To better illustrate that outliers occur at a specific pixel (case 1) or channel (case 2), we visualized only the values around the indexes where outliers occur. In the case of the matrix in case 2, the original dimension is 1280, but visualizing all indices from 0 to 1280 would make each boxplot too small, making it difficult to observe the occurrence of outliers. Therefore, we only visualized the range of indexes around where outliers occur. We will include images showing the full channels and pixels in the Appendix.

Weakness 2. Figure for quantization granularity.

The distinctions between group-wise quantization, layer-wise quantization, and channel-wise quantization are somewhat abstract and challenging to grasp. It would be beneficial for the authors to include a figure that illustrates the differences in their principles.

Thank you for pointing out that the differences between group-wise quantization, layer-wise quantization, and channel-wise quantization can be hard to understand. We will add a figure to explain these concepts more clearly.

For an activation matrix $m \times n$ , layer-wise quantization uses a single quantizer for the entire matrix, group-wise quantization uses a different quantizer for each channel group, and channel-wise quantization uses a different quantizer for each activation channel.

Weakness 3. Comparison with MixDQ.

There is a lack of qualitative and quantitative comparisons with the latest research, such as MixDQ [1].

MixDQ[1] focuses on mixed-precision quantization. It proposes a strategy to determine how many bits to allocate to the quantizer of each layer, but it does not propose how to perform quantization for the layer itself, meaning it is not about the quantizer's algorithm.

Since mixed-precision quantization utilizes additional hardware resources for supporting multiple precisions compared to fixed-precision, we believe it is not an apples-to-apples comparison with our proposed method. However, if MixDQ were integrated into our approach, further performance improvements could be expected. Thank you for pointing this out.

评论- Response to reviewer Hfso (Part 2/2)

2024-11-19

Weakness 4. Experiments on SDXL

The base model used is outdated and singular. It is recommended to include experiments with more recent Text-to-Image models (e.g., SDXL, PixArt, SD3, or Flux) to validate the generalization of DGQ.

Method	Bits(W/A)	IS	FID	CLIP
Full Precision	32/32	35.974	21.252	0.308
TFMQ	8/8	12.240	111.685	0.067
DGQ(#groups=8)	8/8	34.789	22.455	0.299
TFMQ	8/6	4.271	163.020	-0.002
DGQ(#groups=8)	8/6	28.559	34.310	0.251
TFMQ	4/8	13.000	109.557	0.068
DGQ(#groups=8)	4/8	28.332	29.218	0.289
TFMQ	4/6	1.985	270.446	0.022
DGQ(#groups=8)	4/6	22.934	44.999	0.245

Table. Quantitative Comparison of Quantization Methods on SDXL-Turbo(num_inference_step=4) with the MS-COCO 30k samples.

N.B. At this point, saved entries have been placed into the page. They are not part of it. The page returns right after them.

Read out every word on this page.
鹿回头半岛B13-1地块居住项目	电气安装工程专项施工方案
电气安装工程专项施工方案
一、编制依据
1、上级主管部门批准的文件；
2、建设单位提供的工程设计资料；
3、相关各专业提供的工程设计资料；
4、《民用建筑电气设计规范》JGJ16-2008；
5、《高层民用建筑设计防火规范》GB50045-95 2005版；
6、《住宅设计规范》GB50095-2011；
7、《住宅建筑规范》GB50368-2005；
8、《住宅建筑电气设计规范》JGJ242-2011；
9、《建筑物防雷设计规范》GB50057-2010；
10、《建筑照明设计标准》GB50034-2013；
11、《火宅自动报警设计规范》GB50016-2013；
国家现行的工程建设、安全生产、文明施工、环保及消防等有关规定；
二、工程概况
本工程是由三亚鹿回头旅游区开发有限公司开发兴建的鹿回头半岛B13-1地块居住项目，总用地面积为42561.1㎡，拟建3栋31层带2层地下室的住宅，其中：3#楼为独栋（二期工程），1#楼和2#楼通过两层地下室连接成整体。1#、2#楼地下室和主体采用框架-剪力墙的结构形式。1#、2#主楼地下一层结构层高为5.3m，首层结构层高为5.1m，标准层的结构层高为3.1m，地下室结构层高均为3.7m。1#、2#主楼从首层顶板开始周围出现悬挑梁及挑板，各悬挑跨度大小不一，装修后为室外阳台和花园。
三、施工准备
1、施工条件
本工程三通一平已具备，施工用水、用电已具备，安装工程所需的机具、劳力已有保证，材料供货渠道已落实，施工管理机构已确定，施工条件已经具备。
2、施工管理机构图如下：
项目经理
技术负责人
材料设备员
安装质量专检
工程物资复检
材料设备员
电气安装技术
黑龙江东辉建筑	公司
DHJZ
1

We will include these experimental results in the final version. We sincerely thank you for providing such a valuable and impactful suggestion.

Answers for Questions

Question 1. How can the quantized model in Table 2 outperform the original model? What mechanisms allow the quantization process to enhance performance?

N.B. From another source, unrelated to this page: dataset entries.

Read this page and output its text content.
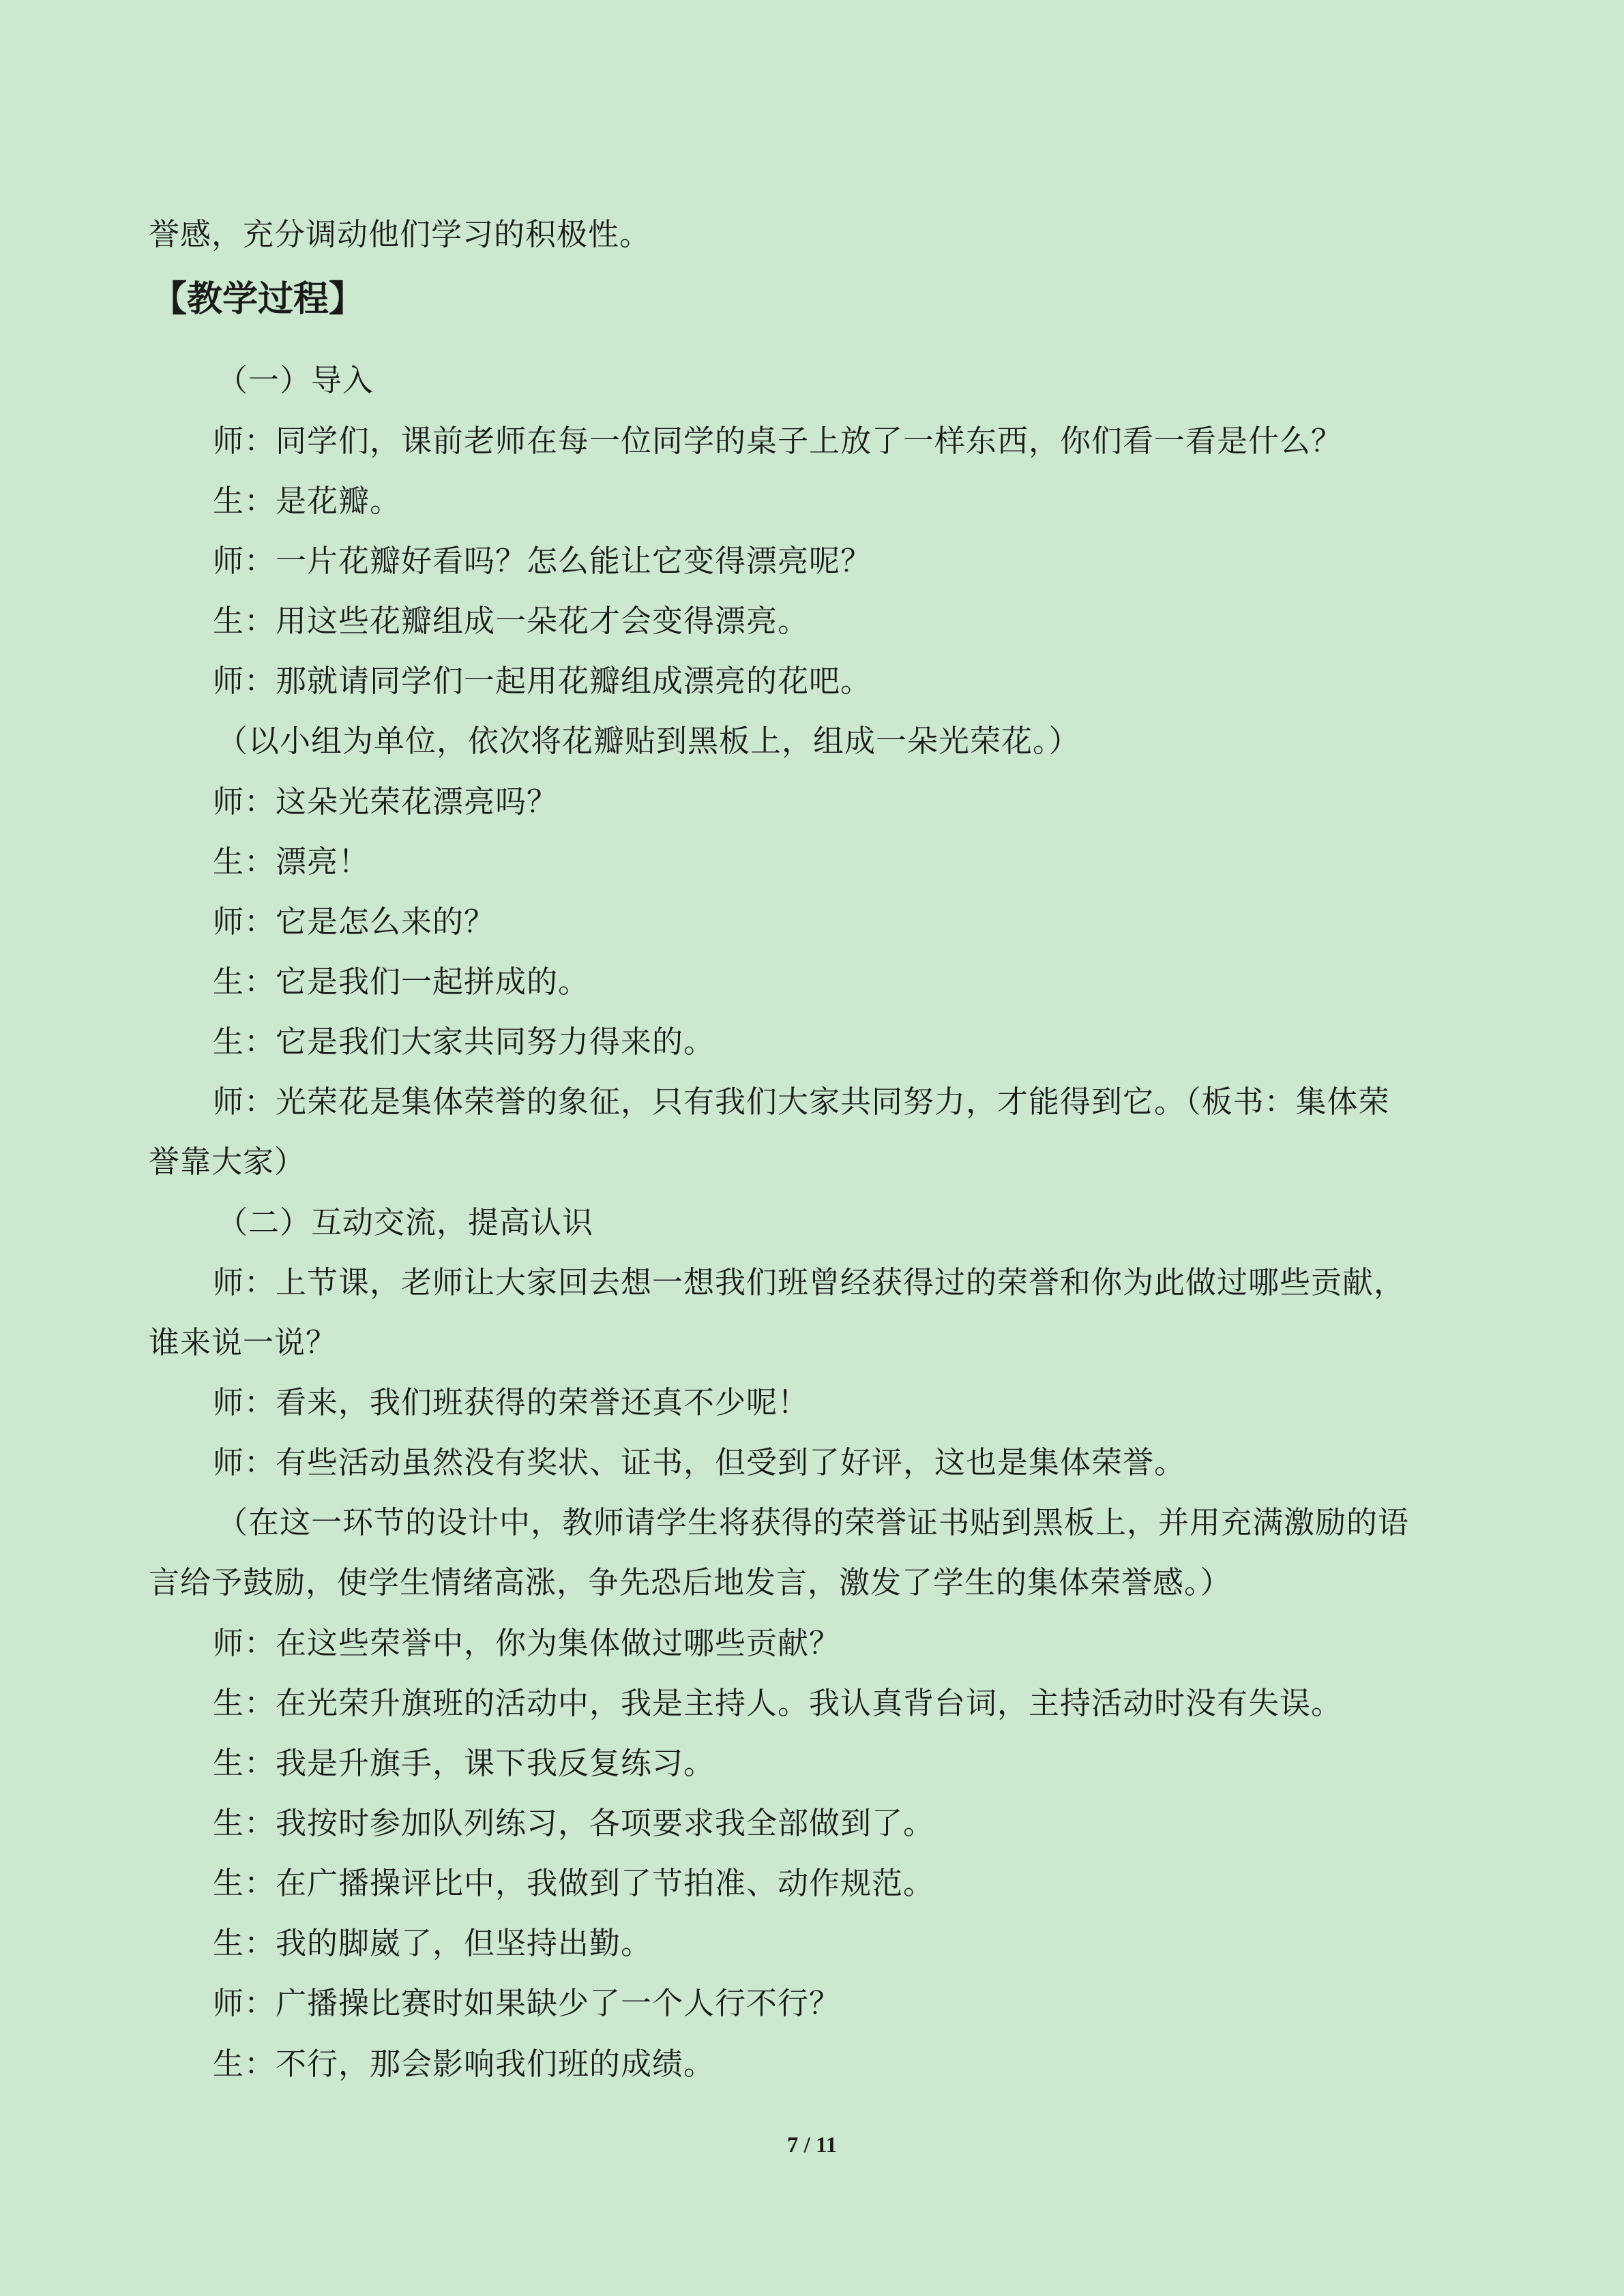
誉感，充分调动他们学习的积极性。
【教学过程】
（一）导入
师：同学们，课前老师在每一位同学的桌子上放了一样东西，你们看一看是什么？
生：是花瓣。
师：一片花瓣好看吗？怎么能让它变得漂亮呢？
生：用这些花瓣组成一朵花才会变得漂亮。
师：那就请同学们一起用花瓣组成漂亮的花吧。
（以小组为单位，依次将花瓣贴到黑板上，组成一朵光荣花。）
师：这朵光荣花漂亮吗？
生：漂亮！
师：它是怎么来的？
生：它是我们一起拼成的。
生：它是我们大家共同努力得来的。
师：光荣花是集体荣誉的象征，只有我们大家共同努力，才能得到它。（板书：集体荣
誉靠大家）
（二）互动交流，提高认识
师：上节课，老师让大家回去想一想我们班曾经获得过的荣誉和你为此做过哪些贡献，
谁来说一说？
师：看来，我们班获得的荣誉还真不少呢！
师：有些活动虽然没有奖状、证书，但受到了好评，这也是集体荣誉。
（在这一环节的设计中，教师请学生将获得的荣誉证书贴到黑板上，并用充满激励的语
言给予鼓励，使学生情绪高涨，争先恐后地发言，激发了学生的集体荣誉感。）
师：在这些荣誉中，你为集体做过哪些贡献？
生：在光荣升旗班的活动中，我是主持人。我认真背台词，主持活动时没有失误。
生：我是升旗手，课下我反复练习。
生：我按时参加队列练习，各项要求我全部做到了。
生：在广播操评比中，我做到了节拍准、动作规范。
生：我的脚崴了，但坚持出勤。
师：广播操比赛时如果缺少了一个人行不行？
生：不行，那会影响我们班的成绩。
7 / 11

Thank you for your question. Our method utilizes BRECQ [2], consistent with the baseline, during the weight quantization process. BRECQ approximates the loss degradation that occurs during the quantization process and quantizes the model to minimize it. We speculate that this process can achieve better performance than the original full-precision model.

In various model quantization methods that leverage BRECQ (e.g., TFMQ-DM, PTQ4SAM [3]; please refer to the experiment table in the original paper), it is not uncommon to achieve higher performance than the full-precision model. For further details, please refer to the BRECQ paper.

Question 2. The meaning of W8A8 should be explained upon its first mention. The article lacks clarity on the notation WXAX, and similarly, the meaning of WXAXGX in the supplementary materials is not explained.

Thank you for pointing this out. WXAY represents weights and activations with X and Y bits, respectively, while WXAYGZ represents weights and activations with X and Y bits and a group size of Z. I will include this explanation in the final version.

Question 3. It is recommended to add brackets around the feature indices in Formula 9 for improved clarity, such as A_{[:,0]} V_{[0,:]}.

Thank you for your valuable suggestion. We will update the equations in the final version.

Question 4. Why does reducing the bits of activation result in significant performance loss?

Thanks for your question. As shown in lines 94-102 of our paper, quantizing activations with small bit widths leads to performance degradation as it is impossible to simultaneously preserve outliers and reduce quantization errors.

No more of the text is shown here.